Katharina Thalbach inszeniert die Oper von Leoš Janáček (Uraufführung Brünn 1924) atmosphärisch dicht, hält Bühnenbild und Figuren nah dran am Kinderherzen. Da wachsen Gräser und Bäume bühnenhoch, es kreuchen und fleuchen Getier und flügelschlagende Insekten. Thalbach verschränkt Menschen- und Tierperspektive, das passt gut zu Janáčeks pantheistischer Komposition, in der Trübsal und Glück Teil des ewigen Kreislaufs der Natur sind.
Die Menschen, die Männer zumal, haben rote Säufernasen und rote Bäckchen, als wären sie ständig besoffen von ihren Alltagssorgen und Sehnsüchten.
Thalbachs schön anzuschauender Bilderreigen betont das Märchenhafte des Stoffs, aber er unterschlägt auch nicht, dass Příhody lišky Bystroušky (so der Titel der Oper auf Tschechisch) eine tiefsinnige Fabel ist, in der Menschen- und Tierwelt eins sind.

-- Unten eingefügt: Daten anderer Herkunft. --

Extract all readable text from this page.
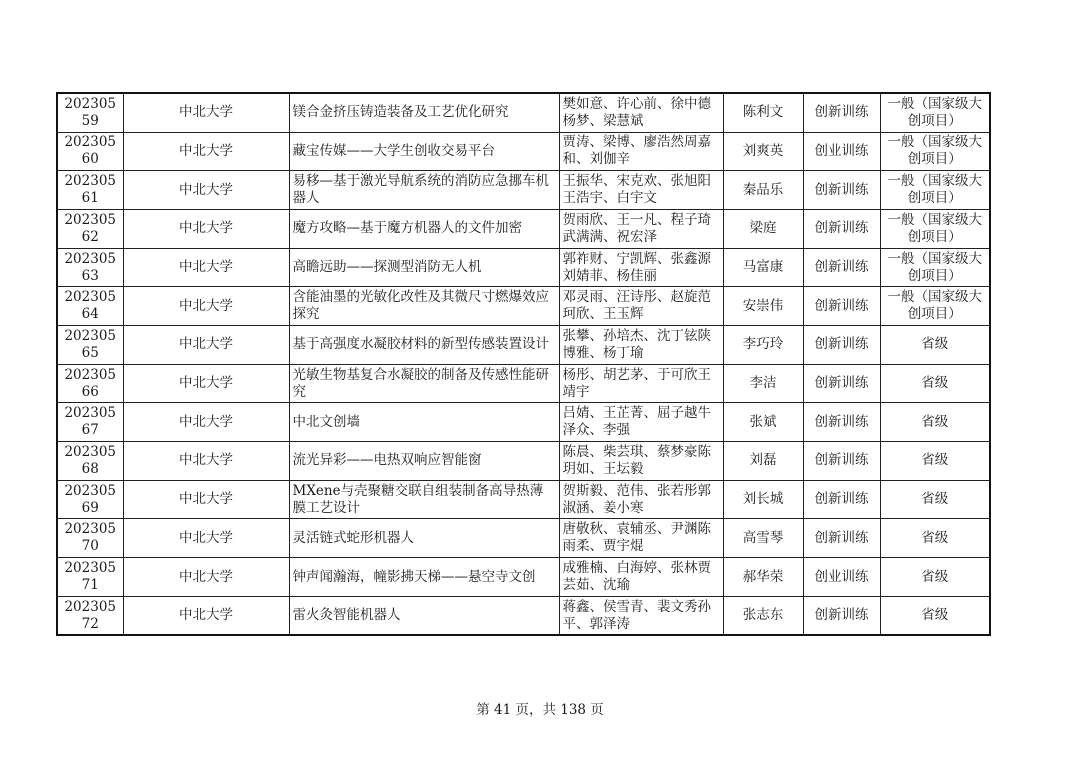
20230559	中北大学	镁合金挤压铸造装备及工艺优化研究	樊如意、许心前、徐中德杨梦、梁慧斌	陈利文	创新训练	一般（国家级大创项目）
20230560	中北大学	藏宝传媒——大学生创收交易平台	贾涛、梁博、廖浩然周嘉和、刘伽辛	刘爽英	创业训练	一般（国家级大创项目）
20230561	中北大学	易移—基于激光导航系统的消防应急挪车机器人	王振华、宋克欢、张旭阳王浩宇、白宇文	秦品乐	创新训练	一般（国家级大创项目）
20230562	中北大学	魔方攻略—基于魔方机器人的文件加密	贺雨欣、王一凡、程子琦武满满、祝宏泽	梁庭	创新训练	一般（国家级大创项目）
20230563	中北大学	高瞻远助——探测型消防无人机	郭祚财、宁凯辉、张鑫源刘婧菲、杨佳丽	马富康	创新训练	一般（国家级大创项目）
20230564	中北大学	含能油墨的光敏化改性及其微尺寸燃爆效应探究	邓灵雨、汪诗彤、赵旋范珂欣、王玉辉	安崇伟	创新训练	一般（国家级大创项目）
20230565	中北大学	基于高强度水凝胶材料的新型传感装置设计	张攀、孙培杰、沈丁铉陕博雅、杨丁瑜	李巧玲	创新训练	省级
20230566	中北大学	光敏生物基复合水凝胶的制备及传感性能研究	杨彤、胡艺茅、于可欣王靖宇	李洁	创新训练	省级
20230567	中北大学	中北文创墙	吕婧、王芷菁、屈子越牛泽众、李强	张斌	创新训练	省级
20230568	中北大学	流光异彩——电热双响应智能窗	陈晨、柴芸琪、蔡梦豪陈玥如、王坛毅	刘磊	创新训练	省级
20230569	中北大学	MXene与壳聚糖交联自组装制备高导热薄膜工艺设计	贺斯毅、范伟、张若彤郭淑涵、姜小寒	刘长城	创新训练	省级
20230570	中北大学	灵活链式蛇形机器人	唐敬秋、袁辅丞、尹渊陈雨柔、贾宇焜	高雪琴	创新训练	省级
20230571	中北大学	钟声闻瀚海，幢影拂天梯——悬空寺文创	成雅楠、白海婷、张林贾芸茹、沈瑜	郝华荣	创业训练	省级
20230572	中北大学	雷火灸智能机器人	蒋鑫、侯雪青、裴文秀孙平、郭泽涛	张志东	创新训练	省级
第 41 页，共 138 页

Füchslein Schlaukopf (Viktoria Kaminskaite, mit klarem Sopran) wächst in Gefangenschaft auf, sprüht vor Lebenslust, hält feministische Reden im Hühnerstall und verguckt sich nach ihrer Flucht in den Fuchs (Amber Fasquelle, tonschön in uriger Lederjoppe und kecker Karohose). Doch das Glück ist schnell vorbei. Der Landstreicher Harasta (Thomas Lehman) schießt Füchslein Schlaukopf tot. Entstehen und Vergehen gehen Hand in Hand, das erfährt auch der Förster (Derek Welton, souverän). Er fängt das Füchslein, schützt es vor der Försterin (Annika Schlicht, schön eifersüchtig-schmallippig gesungen) und sucht es zum Schluss doch, sehnsüchtig durch den Wald pirschend.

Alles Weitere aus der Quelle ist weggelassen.